For Immediate Release - June 08, 2016

Probation’s Community Service Program Is Recognized With Humanitarian Award By JERICHO

The Massachusetts Trial Court Community Service Program, an initiative of the Massachusetts Probation Service, was recently recognized with the 2016 Humanitarian Award by JERICHO: The Bureau for Exceptional Children and Adults for the work Community Service crews have performed on the agency’s 37-acre property.

For more than a decade, the Community Service Program has provided supervised work crews on a weekly basis at JERICHO’s Holyoke-based facility where probationers have cleared brush, weeded and mowed lawns, and planted gardens during the warmer months and cleared snow and ice during the winter. Crew members also clean the buildings on the property. JERICHO is a non-profit agency whose employees and volunteers work with parents, families, and professionals throughout Western Massachusetts to provide full inclusion of children and adults with special needs and disabilities into schools and the community. The award was presented at a recent luncheon held at the Summit View Banquet Hall in Holyoke. Michael LeCours, Assistant Statewide Community Service Supervisor, and Michael Orlandi, Assistant Court Services Coordinator, were on hand to accept the award. Orlandi supervises the crews at JERICHO.
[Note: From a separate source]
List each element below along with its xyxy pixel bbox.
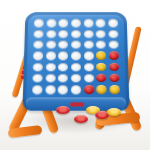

JERICHO Associate Director Maria L.P. Burke said of the Community Service Program, “Working closely with staff and volunteers, these crews have helped to enhance the beauty of this peaceful property, been instrumental in maintaining the many gardens and tackled numerous projects. Best of all, everyone is always extremely nice to work with. It has been an honor for us to share our space.”

LeCours said, “It is a great honor for Community Service to be acknowledged for the work our crews have performed for JERICHO over the years. I have witnessed the great sense of accomplishment the members of the crews feel when they complete a job.”

Jeffrey Youens, a regular member of the Community Service crew at JERICHO for the past year, said he looks forward to performing the work.

“I like going to JERICHO because I know that I am doing something that helps others. It is a very nice experience and I think of it as a job. Every week, I clean the church in Holyoke,” Youens said.

Each year, Probationers perform a total of 300,000 community service hours statewide in lieu of paying court fees. The Community Service Program is part of Probation’s Office of Community Corrections which includes 18 community corrections centers statewide. Offenders are transported from the centers or courts to the project sites where they perform a range of tasks-- both traditional and non-traditional. This work includes trash pick-up along streets and highways; set-up of classrooms for the school year by moving furniture and painting walls; building cages for oyster seeds at state fisheries; stocking and distributing food at local soup kitchens; and setting up 1,000’s of chairs and tables for community concerts and events. This work has also led to full-time employment for many offenders.

The work performed by Probation is an example of restorative justice which focuses on the rehabilitation of offenders through reconciliation with the community-at-large, according to Probation Commissioner Edward J. Dolan.

“This work enhances communities and enables offenders to give back in a positive way,” Dolan said.

“Our program strives to provide the best service for the state and non-profit agencies where our clients perform community service work. It is also the goal of the Community Service Program to provide a learning opportunity and a sense of achievement for each client with every project they complete,” said David Skocik, Statewide Community Service Supervisor.